Quick Comment on Markets
Given this week's events, let me reiterate a point I made earlier: I am short-term bullish on bonds, bearish on equities. I provided receipts in the below tweet:
Of course, there’s a caveat. Seasonality in inflation is about to collide with the "limited inflation" narrative. September's report (released in October) is likely our last stretch of good news. After that, the risk is a replay of the "trapped Bernanke" dynamic of 2008 — inflation pressures alongside economic distress.
If the Fed cuts 25bps and reported inflation begins to rise, bond weakness may destroy collateral and unwind the post-June rally in junk credit. But as refinancing shifts mortgages to adjustables, net duration supply falls — setting up an eventual supercharged duration rally as demand rises and supply shrinks.
The Trap of Retrospective Certainty
History seduces us with inevitability. The signs, we tell ourselves, were obvious: Hitler, Mao, 2008, the Dotcom bubble.
But that's backwards history — outcome first, cause second. It erases noise, blind alleys, and the real uncertainty of lived experience. It makes us punish early warnings and dismiss them as hysteria — until they become prophecy. And then we embrace the prophets and ignore the change in conditions that set the stage for the next rally. Rinse, repeat.
Finance people love to imagine "choices" as a neat binomial tree. Start here, branch there, Cox-Rubinstein, Black-Scholes. But what if the inputs are corrupted? What's unemployment if the BLS is broken? What's growth if accounting is fiction? We don't even know our starting point.
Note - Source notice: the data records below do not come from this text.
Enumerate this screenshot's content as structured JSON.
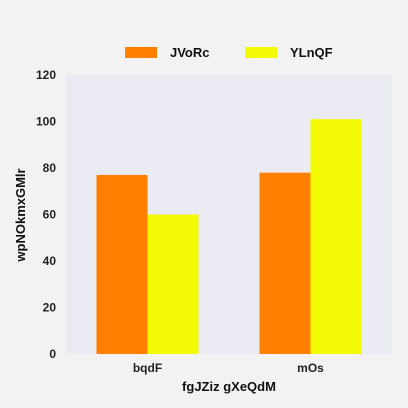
{
  "chart_data": {
    "type": "bar",
    "categories": [
      "bqdF",
      "mOs"
    ],
    "series": [
      {
        "name": "JVoRc",
        "values": [
          77,
          78
        ],
        "color": "#ff7f00"
      },
      {
        "name": "YLnQF",
        "values": [
          60,
          101
        ],
        "color": "#f2fb04"
      }
    ],
    "xlabel": "fgJZiz gXeQdM",
    "ylabel": "wpNOkmxGMlr",
    "ylim": [
      0,
      120
    ],
    "yticks": [
      0,
      20,
      40,
      60,
      80,
      100,
      120
    ],
    "grid": false,
    "legend_position": "top",
    "plot_background": "#eaeaf2"
  }
}
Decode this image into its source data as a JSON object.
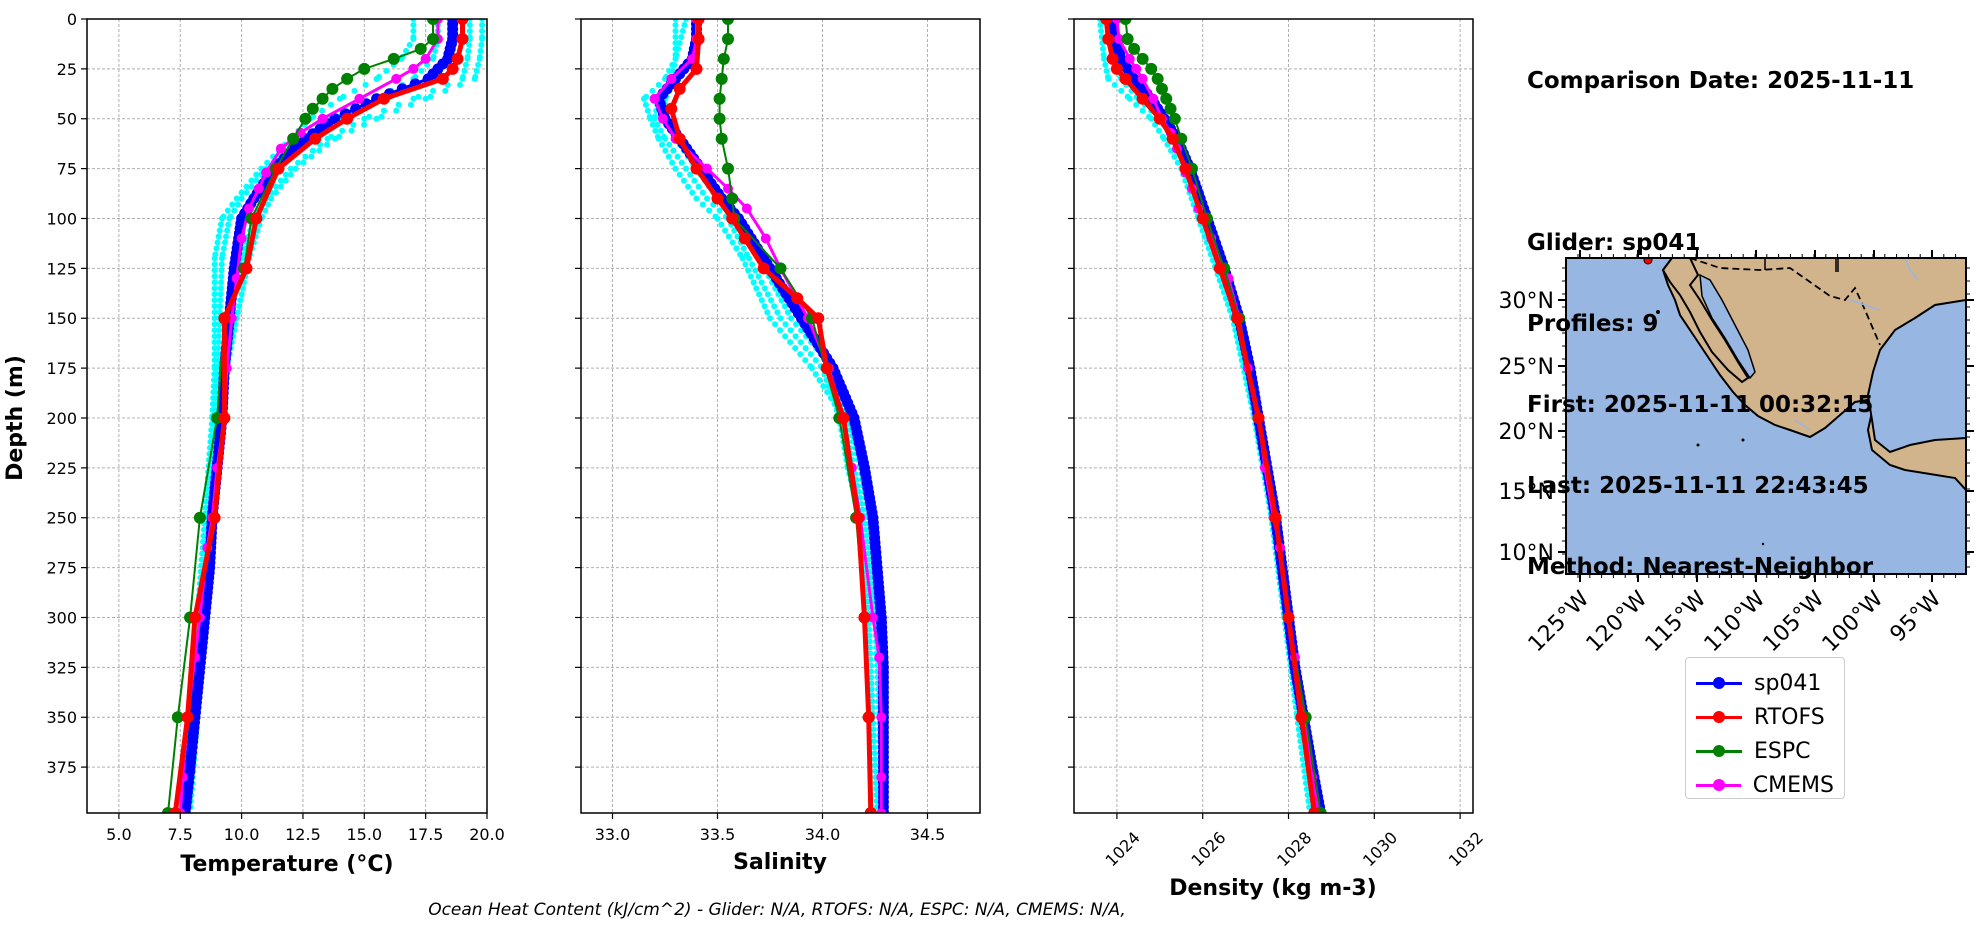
{
  "info": {
    "comparison": "Comparison Date: 2025-11-11",
    "glider": "Glider: sp041",
    "profiles": "Profiles: 9",
    "first": "First: 2025-11-11 00:32:15",
    "last": "Last: 2025-11-11 22:43:45",
    "method": "Method: Nearest-Neighbor"
  },
  "footer": "Ocean Heat Content (kJ/cm^2) - Glider: N/A,  RTOFS: N/A,  ESPC: N/A,  CMEMS: N/A,",
  "legend": [
    {
      "label": "sp041",
      "color": "#0000ff"
    },
    {
      "label": "RTOFS",
      "color": "#ff0000"
    },
    {
      "label": "ESPC",
      "color": "#008000"
    },
    {
      "label": "CMEMS",
      "color": "#ff00ff"
    }
  ],
  "raw_color": "#00ffff",
  "chart_data": [
    {
      "type": "line",
      "xlabel": "Temperature (°C)",
      "ylabel": "Depth (m)",
      "xlim": [
        3.7,
        20.0
      ],
      "ylim": [
        0,
        398
      ],
      "y_inverted": true,
      "x_ticks": [
        5.0,
        7.5,
        10.0,
        12.5,
        15.0,
        17.5,
        20.0
      ],
      "x_tick_labels": [
        "5.0",
        "7.5",
        "10.0",
        "12.5",
        "15.0",
        "17.5",
        "20.0"
      ],
      "y_ticks": [
        0,
        25,
        50,
        75,
        100,
        125,
        150,
        175,
        200,
        225,
        250,
        275,
        300,
        325,
        350,
        375
      ],
      "grid": true,
      "raw_profiles": [
        {
          "depth": [
            0,
            10,
            20,
            30,
            40,
            50,
            60,
            75,
            90,
            100,
            120,
            150,
            175,
            200,
            250,
            300,
            350,
            398
          ],
          "values": [
            19.3,
            19.3,
            19.2,
            19.0,
            17.0,
            15.0,
            13.5,
            12.0,
            11.0,
            10.5,
            10.0,
            9.5,
            9.2,
            9.0,
            8.7,
            8.4,
            8.0,
            7.7
          ]
        },
        {
          "depth": [
            0,
            10,
            20,
            30,
            40,
            50,
            60,
            75,
            90,
            100,
            120,
            150,
            175,
            200,
            250,
            300,
            350,
            398
          ],
          "values": [
            19.8,
            19.8,
            19.7,
            19.5,
            17.5,
            15.5,
            13.8,
            12.2,
            11.2,
            10.8,
            10.3,
            9.8,
            9.4,
            9.1,
            8.8,
            8.5,
            8.2,
            7.9
          ]
        },
        {
          "depth": [
            0,
            10,
            20,
            30,
            40,
            50,
            60,
            75,
            90,
            100,
            120,
            150,
            175,
            200,
            250,
            300,
            350,
            398
          ],
          "values": [
            18.0,
            18.0,
            17.8,
            17.0,
            15.5,
            13.8,
            12.5,
            11.0,
            10.0,
            9.5,
            9.2,
            9.1,
            9.0,
            8.9,
            8.6,
            8.3,
            8.0,
            7.7
          ]
        },
        {
          "depth": [
            0,
            10,
            20,
            30,
            40,
            50,
            60,
            75,
            90,
            100,
            120,
            150,
            175,
            200,
            250,
            300,
            350,
            398
          ],
          "values": [
            17.0,
            17.0,
            16.5,
            15.5,
            14.0,
            12.8,
            12.0,
            10.8,
            9.8,
            9.2,
            8.9,
            8.9,
            8.9,
            8.8,
            8.5,
            8.2,
            7.9,
            7.6
          ]
        }
      ],
      "series": [
        {
          "name": "sp041",
          "color": "#0000ff",
          "depth": [
            0,
            10,
            20,
            30,
            40,
            50,
            60,
            75,
            90,
            100,
            125,
            150,
            175,
            200,
            225,
            250,
            275,
            300,
            325,
            350,
            375,
            398
          ],
          "values": [
            18.6,
            18.6,
            18.4,
            17.6,
            15.5,
            13.8,
            12.6,
            11.3,
            10.5,
            10.0,
            9.7,
            9.5,
            9.3,
            9.2,
            9.0,
            8.8,
            8.7,
            8.5,
            8.3,
            8.1,
            7.9,
            7.7
          ]
        },
        {
          "name": "RTOFS",
          "color": "#ff0000",
          "depth": [
            0,
            10,
            20,
            25,
            30,
            40,
            50,
            60,
            75,
            100,
            125,
            150,
            200,
            250,
            300,
            350,
            398
          ],
          "values": [
            19.0,
            19.0,
            18.8,
            18.6,
            18.2,
            15.8,
            14.3,
            13.0,
            11.5,
            10.6,
            10.2,
            9.3,
            9.3,
            8.9,
            8.1,
            7.8,
            7.3
          ]
        },
        {
          "name": "ESPC",
          "color": "#008000",
          "depth": [
            0,
            10,
            15,
            20,
            25,
            30,
            35,
            40,
            45,
            50,
            60,
            75,
            100,
            125,
            150,
            200,
            250,
            300,
            350,
            398
          ],
          "values": [
            17.8,
            17.8,
            17.3,
            16.2,
            15.0,
            14.3,
            13.7,
            13.3,
            12.9,
            12.6,
            12.1,
            11.4,
            10.4,
            10.1,
            9.3,
            9.0,
            8.3,
            7.9,
            7.4,
            7.0
          ]
        },
        {
          "name": "CMEMS",
          "color": "#ff00ff",
          "depth": [
            0,
            10,
            20,
            25,
            30,
            40,
            50,
            57,
            65,
            77,
            85,
            95,
            110,
            130,
            150,
            175,
            200,
            225,
            250,
            265,
            300,
            320,
            350,
            380,
            398
          ],
          "values": [
            18.0,
            18.0,
            17.5,
            17.0,
            16.3,
            14.8,
            13.3,
            12.4,
            11.6,
            11.0,
            10.7,
            10.3,
            10.0,
            9.8,
            9.6,
            9.4,
            9.3,
            9.0,
            8.8,
            8.6,
            8.3,
            8.1,
            7.8,
            7.6,
            7.5
          ]
        }
      ]
    },
    {
      "type": "line",
      "xlabel": "Salinity",
      "ylabel": "",
      "xlim": [
        32.85,
        34.75
      ],
      "ylim": [
        0,
        398
      ],
      "y_inverted": true,
      "x_ticks": [
        33.0,
        33.5,
        34.0,
        34.5
      ],
      "x_tick_labels": [
        "33.0",
        "33.5",
        "34.0",
        "34.5"
      ],
      "grid": true,
      "raw_profiles": [
        {
          "depth": [
            0,
            20,
            30,
            40,
            50,
            60,
            75,
            90,
            100,
            120,
            150,
            175,
            200,
            225,
            250,
            300,
            350,
            398
          ],
          "values": [
            33.35,
            33.3,
            33.25,
            33.15,
            33.18,
            33.22,
            33.3,
            33.4,
            33.5,
            33.62,
            33.75,
            33.95,
            34.1,
            34.15,
            34.2,
            34.25,
            34.27,
            34.28
          ]
        },
        {
          "depth": [
            0,
            20,
            30,
            40,
            50,
            60,
            75,
            90,
            100,
            120,
            150,
            175,
            200,
            225,
            250,
            300,
            350,
            398
          ],
          "values": [
            33.4,
            33.38,
            33.3,
            33.25,
            33.25,
            33.3,
            33.4,
            33.5,
            33.6,
            33.7,
            33.85,
            34.05,
            34.12,
            34.18,
            34.22,
            34.26,
            34.28,
            34.29
          ]
        },
        {
          "depth": [
            0,
            20,
            30,
            40,
            50,
            60,
            75,
            90,
            100,
            120,
            150,
            175,
            200,
            225,
            250,
            300,
            350,
            398
          ],
          "values": [
            33.3,
            33.3,
            33.28,
            33.22,
            33.2,
            33.25,
            33.35,
            33.45,
            33.55,
            33.65,
            33.8,
            34.0,
            34.08,
            34.12,
            34.18,
            34.22,
            34.24,
            34.26
          ]
        }
      ],
      "series": [
        {
          "name": "sp041",
          "color": "#0000ff",
          "depth": [
            0,
            10,
            20,
            30,
            40,
            50,
            60,
            75,
            90,
            100,
            125,
            150,
            175,
            200,
            225,
            250,
            275,
            300,
            325,
            350,
            375,
            398
          ],
          "values": [
            33.4,
            33.4,
            33.38,
            33.3,
            33.22,
            33.25,
            33.32,
            33.42,
            33.52,
            33.6,
            33.75,
            33.9,
            34.05,
            34.15,
            34.2,
            34.24,
            34.26,
            34.28,
            34.29,
            34.29,
            34.29,
            34.29
          ]
        },
        {
          "name": "RTOFS",
          "color": "#ff0000",
          "depth": [
            0,
            10,
            25,
            35,
            45,
            60,
            75,
            90,
            100,
            110,
            125,
            140,
            150,
            175,
            200,
            250,
            300,
            350,
            398
          ],
          "values": [
            33.41,
            33.41,
            33.4,
            33.32,
            33.28,
            33.32,
            33.4,
            33.5,
            33.57,
            33.63,
            33.72,
            33.88,
            33.98,
            34.02,
            34.1,
            34.17,
            34.2,
            34.22,
            34.23
          ]
        },
        {
          "name": "ESPC",
          "color": "#008000",
          "depth": [
            0,
            10,
            20,
            30,
            40,
            50,
            60,
            75,
            90,
            100,
            125,
            150,
            200,
            250,
            300,
            350,
            398
          ],
          "values": [
            33.55,
            33.55,
            33.53,
            33.52,
            33.51,
            33.51,
            33.52,
            33.55,
            33.57,
            33.58,
            33.8,
            33.95,
            34.08,
            34.16,
            34.2,
            34.22,
            34.23
          ]
        },
        {
          "name": "CMEMS",
          "color": "#ff00ff",
          "depth": [
            0,
            10,
            20,
            30,
            40,
            50,
            60,
            75,
            85,
            95,
            110,
            125,
            150,
            175,
            200,
            225,
            250,
            300,
            320,
            350,
            380,
            398
          ],
          "values": [
            33.4,
            33.4,
            33.38,
            33.28,
            33.2,
            33.24,
            33.3,
            33.45,
            33.55,
            33.64,
            33.73,
            33.8,
            33.93,
            34.03,
            34.1,
            34.14,
            34.18,
            34.24,
            34.27,
            34.28,
            34.28,
            34.28
          ]
        }
      ]
    },
    {
      "type": "line",
      "xlabel": "Density (kg m-3)",
      "ylabel": "",
      "xlim": [
        1023.0,
        1032.3
      ],
      "ylim": [
        0,
        398
      ],
      "y_inverted": true,
      "x_ticks": [
        1024,
        1026,
        1028,
        1030,
        1032
      ],
      "x_tick_labels": [
        "1024",
        "1026",
        "1028",
        "1030",
        "1032"
      ],
      "grid": true,
      "raw_profiles": [
        {
          "depth": [
            0,
            20,
            30,
            40,
            50,
            60,
            75,
            100,
            125,
            150,
            200,
            250,
            300,
            350,
            398
          ],
          "values": [
            1023.6,
            1023.7,
            1023.8,
            1024.3,
            1024.8,
            1025.1,
            1025.5,
            1025.9,
            1026.3,
            1026.7,
            1027.2,
            1027.6,
            1027.9,
            1028.2,
            1028.5
          ]
        },
        {
          "depth": [
            0,
            20,
            30,
            40,
            50,
            60,
            75,
            100,
            125,
            150,
            200,
            250,
            300,
            350,
            398
          ],
          "values": [
            1023.8,
            1023.9,
            1024.1,
            1024.5,
            1025.0,
            1025.3,
            1025.7,
            1026.1,
            1026.5,
            1026.8,
            1027.3,
            1027.7,
            1028.0,
            1028.3,
            1028.6
          ]
        }
      ],
      "series": [
        {
          "name": "sp041",
          "color": "#0000ff",
          "depth": [
            0,
            10,
            20,
            30,
            40,
            50,
            60,
            75,
            100,
            125,
            150,
            175,
            200,
            225,
            250,
            275,
            300,
            325,
            350,
            375,
            398
          ],
          "values": [
            1023.9,
            1023.95,
            1024.1,
            1024.4,
            1024.8,
            1025.1,
            1025.4,
            1025.7,
            1026.1,
            1026.5,
            1026.85,
            1027.1,
            1027.3,
            1027.5,
            1027.7,
            1027.85,
            1028.0,
            1028.15,
            1028.35,
            1028.55,
            1028.75
          ]
        },
        {
          "name": "RTOFS",
          "color": "#ff0000",
          "depth": [
            0,
            10,
            20,
            25,
            30,
            40,
            50,
            60,
            75,
            100,
            125,
            150,
            200,
            250,
            300,
            350,
            398
          ],
          "values": [
            1023.75,
            1023.8,
            1023.9,
            1024.0,
            1024.2,
            1024.6,
            1025.0,
            1025.3,
            1025.6,
            1026.0,
            1026.4,
            1026.8,
            1027.3,
            1027.7,
            1028.0,
            1028.3,
            1028.6
          ]
        },
        {
          "name": "ESPC",
          "color": "#008000",
          "depth": [
            0,
            10,
            15,
            20,
            25,
            30,
            35,
            40,
            45,
            50,
            60,
            75,
            100,
            125,
            150,
            200,
            250,
            300,
            350,
            398
          ],
          "values": [
            1024.2,
            1024.25,
            1024.4,
            1024.6,
            1024.8,
            1024.95,
            1025.05,
            1025.15,
            1025.25,
            1025.35,
            1025.5,
            1025.75,
            1026.1,
            1026.5,
            1026.85,
            1027.3,
            1027.7,
            1028.0,
            1028.4,
            1028.75
          ]
        },
        {
          "name": "CMEMS",
          "color": "#ff00ff",
          "depth": [
            0,
            10,
            20,
            25,
            30,
            40,
            50,
            57,
            65,
            77,
            85,
            95,
            110,
            130,
            150,
            175,
            200,
            225,
            250,
            265,
            300,
            320,
            350,
            380,
            398
          ],
          "values": [
            1024.0,
            1024.05,
            1024.3,
            1024.45,
            1024.6,
            1024.85,
            1025.05,
            1025.25,
            1025.4,
            1025.6,
            1025.75,
            1025.9,
            1026.2,
            1026.6,
            1026.85,
            1027.05,
            1027.3,
            1027.45,
            1027.65,
            1027.8,
            1028.0,
            1028.15,
            1028.35,
            1028.55,
            1028.7
          ]
        }
      ]
    },
    {
      "type": "map",
      "lon_ticks": [
        "125°W",
        "120°W",
        "115°W",
        "110°W",
        "105°W",
        "100°W",
        "95°W"
      ],
      "lat_ticks": [
        "30°N",
        "25°N",
        "20°N",
        "15°N",
        "10°N"
      ],
      "ocean_color": "#97b6e1",
      "land_color": "#d2b48c"
    }
  ]
}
Weimar Germany and Mao's China: The Illusion of Inevitability
We tell simple stories:
Hitler rises in the 1920s, seizes power in 1933. The signs were clear.
Mao's Great Leap Forward morphs into the Cultural Revolution. The signs were clear.
Except they weren't.
Germany:
1919–20: Germany in chaos, dozens of militias fighting in streets. Hitler just another angry voice in the mob.
1923: Hitler attempts armed takeover in Munich, fails spectacularly, goes to prison. Looks finished.
Mid-1920s: Germany stabilizes. Economy recovers, culture thrives. Nazis shrink to 3% of vote, survive only in rural backwaters.
1930s: Depression, youth unemployment, Nazi surge. Then in 1932 they lose seats, look spent.
1933: Chancellor, Reichstag Fire, Enabling Act — dictatorship within months.
China:
1958-62: Great Leap Forward kills millions through famine. Mao's prestige shattered.
1962-65: Mao sidelined, pragmatists like Liu Shaoqi and Deng Xiaoping run the country. Recovery begins.
1965: Mao launches Socialist Education Movement. It fizzles.
1966: Mao mobilizes students against "capitalist roaders." Universities close, Red Guards form.
1966-69: Students destroy "old culture," purge millions. Country descends into near civil war.